News of the death of science fiction writer Arthur C. Clarke is evoking a huge number of responses across the Internet — this is one of the most heartfelt. One of the very first books I bought with my own money was a 50-cent paperback edition of Clarke’s 1963 novel Dolphin Island: A Story of the People of the Sea, which introduced me to a wide and varied menu of things: hovercraft, cetacean communication, the joys of night-diving at the Great Barrier Reef and even an Australian ghost story. Not long after, I was thoroughly creeped out by his short story “Walking Alone” and greatly amused by “The Nine Billion Names of God,” a gimmick story with a great gimmick.
First and foremost, of course, I will always remember him with fond admiration for helping Stanley Kubrick blow my young mind with 2001: A Space Odyssey, my first totally immersive moviegoing experience, made all the more powerful for the solid conceptual foundation Clarke provided with his story “The Sentinel.”

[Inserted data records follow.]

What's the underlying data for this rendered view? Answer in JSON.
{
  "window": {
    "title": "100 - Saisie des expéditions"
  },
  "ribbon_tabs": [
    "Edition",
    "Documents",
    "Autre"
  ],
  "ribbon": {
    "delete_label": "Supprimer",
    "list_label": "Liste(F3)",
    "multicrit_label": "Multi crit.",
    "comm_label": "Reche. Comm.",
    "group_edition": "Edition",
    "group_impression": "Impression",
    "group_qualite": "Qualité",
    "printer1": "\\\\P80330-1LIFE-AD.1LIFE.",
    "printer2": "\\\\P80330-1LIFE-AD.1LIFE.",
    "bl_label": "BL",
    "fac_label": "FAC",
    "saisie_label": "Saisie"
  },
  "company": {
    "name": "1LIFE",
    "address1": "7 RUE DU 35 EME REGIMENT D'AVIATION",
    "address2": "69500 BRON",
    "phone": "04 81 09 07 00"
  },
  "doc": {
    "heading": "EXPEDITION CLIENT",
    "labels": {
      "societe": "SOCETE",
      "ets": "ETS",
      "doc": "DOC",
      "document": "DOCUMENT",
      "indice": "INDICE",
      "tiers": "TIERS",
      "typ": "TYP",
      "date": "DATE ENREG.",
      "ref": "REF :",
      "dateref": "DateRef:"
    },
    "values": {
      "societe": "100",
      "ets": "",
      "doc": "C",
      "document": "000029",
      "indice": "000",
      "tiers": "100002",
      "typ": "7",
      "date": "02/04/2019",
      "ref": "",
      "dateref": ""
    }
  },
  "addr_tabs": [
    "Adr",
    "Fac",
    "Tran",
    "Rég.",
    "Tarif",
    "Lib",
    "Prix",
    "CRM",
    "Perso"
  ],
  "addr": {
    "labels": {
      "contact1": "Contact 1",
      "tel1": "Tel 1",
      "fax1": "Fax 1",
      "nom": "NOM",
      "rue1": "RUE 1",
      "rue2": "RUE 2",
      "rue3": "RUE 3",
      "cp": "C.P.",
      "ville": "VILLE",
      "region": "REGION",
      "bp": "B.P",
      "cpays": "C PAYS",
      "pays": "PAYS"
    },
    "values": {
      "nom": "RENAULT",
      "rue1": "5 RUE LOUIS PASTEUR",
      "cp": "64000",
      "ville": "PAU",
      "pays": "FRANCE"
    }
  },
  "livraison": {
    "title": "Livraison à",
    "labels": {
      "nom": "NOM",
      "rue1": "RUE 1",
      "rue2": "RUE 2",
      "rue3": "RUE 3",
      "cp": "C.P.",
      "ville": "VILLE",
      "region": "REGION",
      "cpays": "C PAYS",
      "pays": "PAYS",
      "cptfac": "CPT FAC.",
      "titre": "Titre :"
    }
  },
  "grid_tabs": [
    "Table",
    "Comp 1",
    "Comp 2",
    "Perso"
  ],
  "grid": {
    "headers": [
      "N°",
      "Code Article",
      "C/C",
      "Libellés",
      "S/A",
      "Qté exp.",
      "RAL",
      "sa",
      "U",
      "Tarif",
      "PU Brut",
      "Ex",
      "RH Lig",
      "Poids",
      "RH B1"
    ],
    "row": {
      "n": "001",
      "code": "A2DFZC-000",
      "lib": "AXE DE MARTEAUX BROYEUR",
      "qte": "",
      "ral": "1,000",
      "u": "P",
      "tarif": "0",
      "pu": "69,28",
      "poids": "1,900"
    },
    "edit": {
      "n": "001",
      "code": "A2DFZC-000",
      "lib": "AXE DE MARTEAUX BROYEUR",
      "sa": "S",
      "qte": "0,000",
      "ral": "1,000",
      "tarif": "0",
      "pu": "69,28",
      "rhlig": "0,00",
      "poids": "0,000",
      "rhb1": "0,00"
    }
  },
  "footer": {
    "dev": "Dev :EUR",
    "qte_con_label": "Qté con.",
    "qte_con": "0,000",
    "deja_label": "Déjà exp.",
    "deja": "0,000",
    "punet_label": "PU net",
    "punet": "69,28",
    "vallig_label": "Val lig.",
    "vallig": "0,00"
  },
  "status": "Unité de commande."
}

To me, Clarke embodied all the best qualities of old-school SF: its boundless technological optimism (even the age-old enmity between dolphins and orcas gets resolved in Dolphin Island); its generous spirit (unlike, say, Robert A. Heinlein, Clarke never gave you the feeling there were back alleys of his mind best avoided after dark); and its eagerness to imagine new avenues for human ingenuity. He wasn’t the most graceful stylist in the world, but he was a nonpareil idea man — most famously as the forecaster of telecommunications satellites, but also with such mind-bending concepts as elevators into space. And he had a lyrical side that came out at unexpected moments. I’m glad I made an acquaintance with Clarke’s stories — his exalted view of man’s prospects in the universe can still have a tonic effect.